La réforme des retraites des magistrats replonge le gouvernement roumain dans la tourmente.
La coalition au pouvoir en Roumanie tente, une fois de plus, de trouver une solution au dossier complexe des régimes spéciaux de retraite des magistrats.
Bogdan Matei, 29.10.2025, 12:30
Le débat sur les pensions spéciales des magistrats, sujet hautement inflammable sur la scène politique roumaine, a repris de plus belle cette semaine. Les dirigeants de la coalition gouvernementale ont décidé, mardi, de charger l’Exécutif de rédiger un nouveau projet de loi sur la question, texte qui devra être présenté au Parlement dans les plus brefs délais. Cette décision intervient après plusieurs semaines de vifs désaccords internes entre les partenaires de la coalition pro-européenne — PSD, PNL, USR et UDMR —, alors que les tensions autour de cette réforme fragilisent déjà la cohésion du gouvernement.
Une réforme sous pression européenne
Selon des sources politiques citées à Bucarest, le Premier ministre libéral Ilie Bolojan aurait opposé une fin de non-recevoir à la proposition du Parti social-démocrate (PSD) visant à faire adopter la loi en procédure d’urgence. Les sociaux-démocrates craignent que cette approche plus prudente ne retarde l’adoption du texte au-delà du 28 novembre, date limite imposée par le Plan national de relance et de résilience (PNRR) négocié avec la Commission européenne. La pression est d’autant plus forte que Bruxelles a conditionné le versement de plusieurs tranches de financement à l’adoption de cette réforme emblématique, censée rendre le système de retraite plus équitable et soutenable. Un nouveau projet de loi est devenu indispensable après la décision de la Cour constitutionnelle d’invalider le texte précédent, jugé non conforme aux principes de l’État de droit. La Cour a retenu des vices de procédure majeurs, notamment l’absence d’avis consultatif du Conseil supérieur de la magistrature, élément pourtant obligatoire avant toute réforme touchant au statut des juges et procureurs. Dans son arrêt, la Haute Cour de cassation et de justice, à l’origine du recours, a également estimé que la version gouvernementale violait de nombreux arrêts antérieurs et méconnaissait les garanties fondamentales d’indépendance du pouvoir judiciaire.
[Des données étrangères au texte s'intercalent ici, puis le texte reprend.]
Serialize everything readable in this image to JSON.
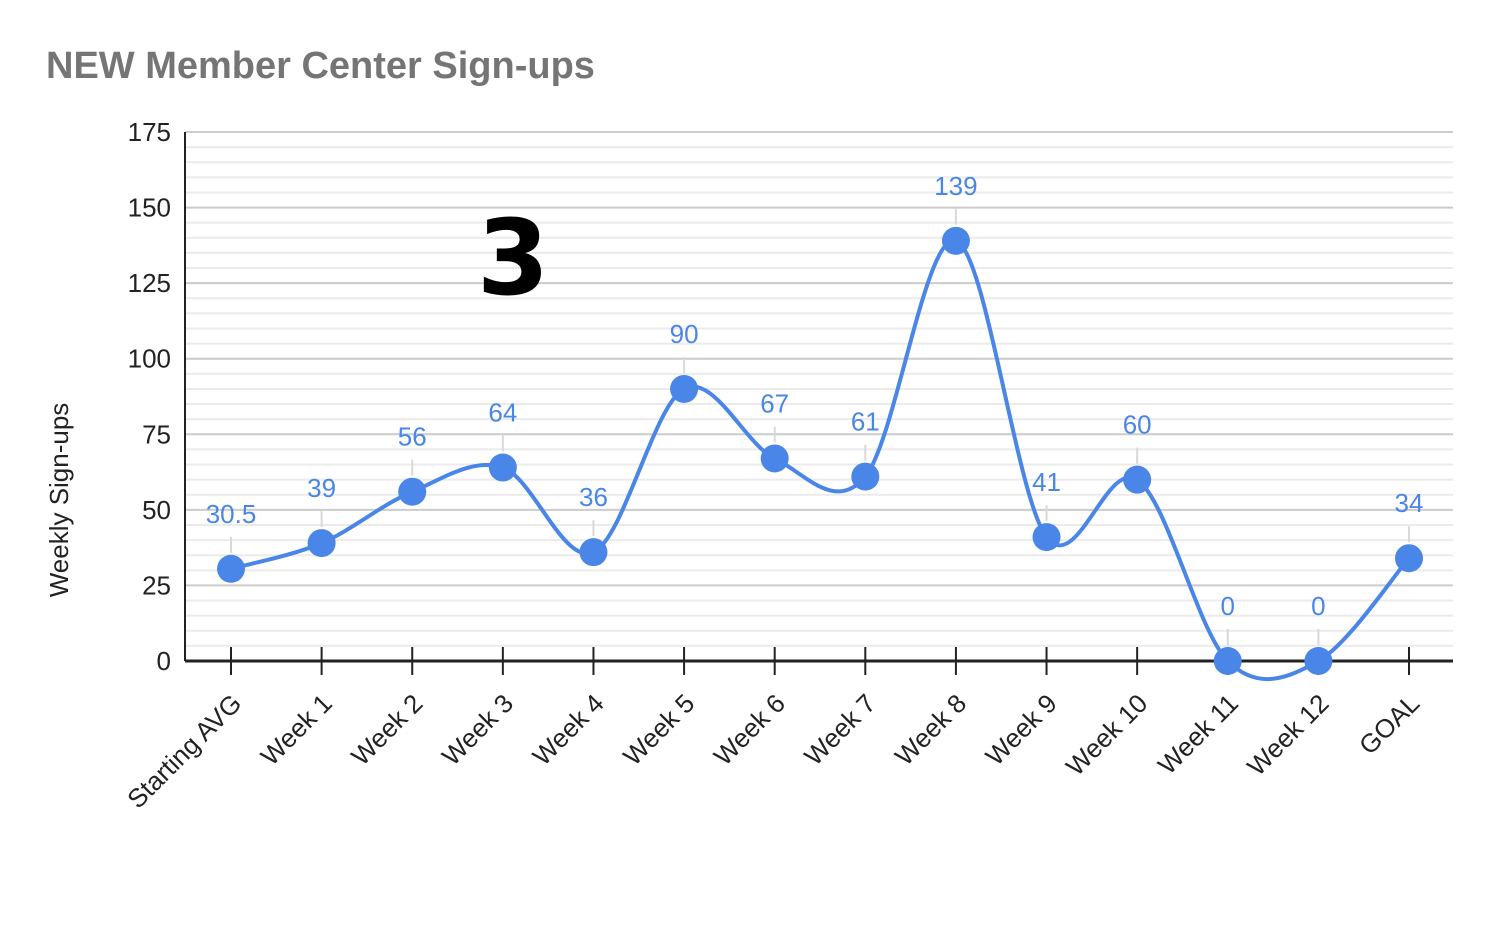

Un bras de fer institutionnel à haut risque
Soucieux de calmer la polémique, Ilie Bolojan a tenté de replacer le débat sur le terrain de la justice sociale. Il a dénoncé la situation actuelle, dans laquelle certains magistrats partent à la retraite avant 50 ans, percevant des pensions pouvant atteindre 35 000 à 40 000 lei (soit jusqu’à 8 000 euros) — des montants qui suscitent l’indignation dans un pays où la pension moyenne ne dépasse pas 500 euros après plusieurs décennies de travail. Le chef du gouvernement a présenté les grandes lignes de sa réforme, qui prévoit une période transitoire de dix ans avant de porter l’âge légal de départ à 65 ans, comme pour le reste de la population active. Il a également annoncé un plafonnement des pensions à 70 % du dernier revenu net, soit environ 14 000 à 15 000 lei mensuels, contre 100 % actuellement. Ces annonces ont aussitôt déclenché une riposte frontale de la Cour suprême, qui a publié un communiqué particulièrement ferme. « Les juges de la Haute Cour s’opposent catégoriquement à toute tentative d’affaiblir l’indépendance du pouvoir judiciaire et son statut constitutionnel », peut-on y lire. « L’indépendance de la justice ne se négocie pas et ne peut être relativisée par des arguments budgétaires ou circonstanciels. Elle constitue une condition fondamentale de la démocratie et de l’État de droit. »
Les analystes politiques de Bucarest constatent que ce bras de fer entre le gouvernement et la magistrature est désormais entré dans une phase critique. Si un compromis n’est pas trouvé d’ici la fin novembre, la Roumanie risque de perdre plus de 230 millions d’euros de fonds européens liés au PNRR. Mais au-delà de l’urgence financière, le conflit révèle une contradiction structurelle : les juges constitutionnels, qui tranchent le différend, bénéficient eux-mêmes de pensions spéciales comparables à celles qu’ils sont censés encadrer. Cette situation, jugée intenable par de nombreux observateurs, illustre les limites d’un système où les garants de la loi se trouvent être aussi ses premiers bénéficiaires.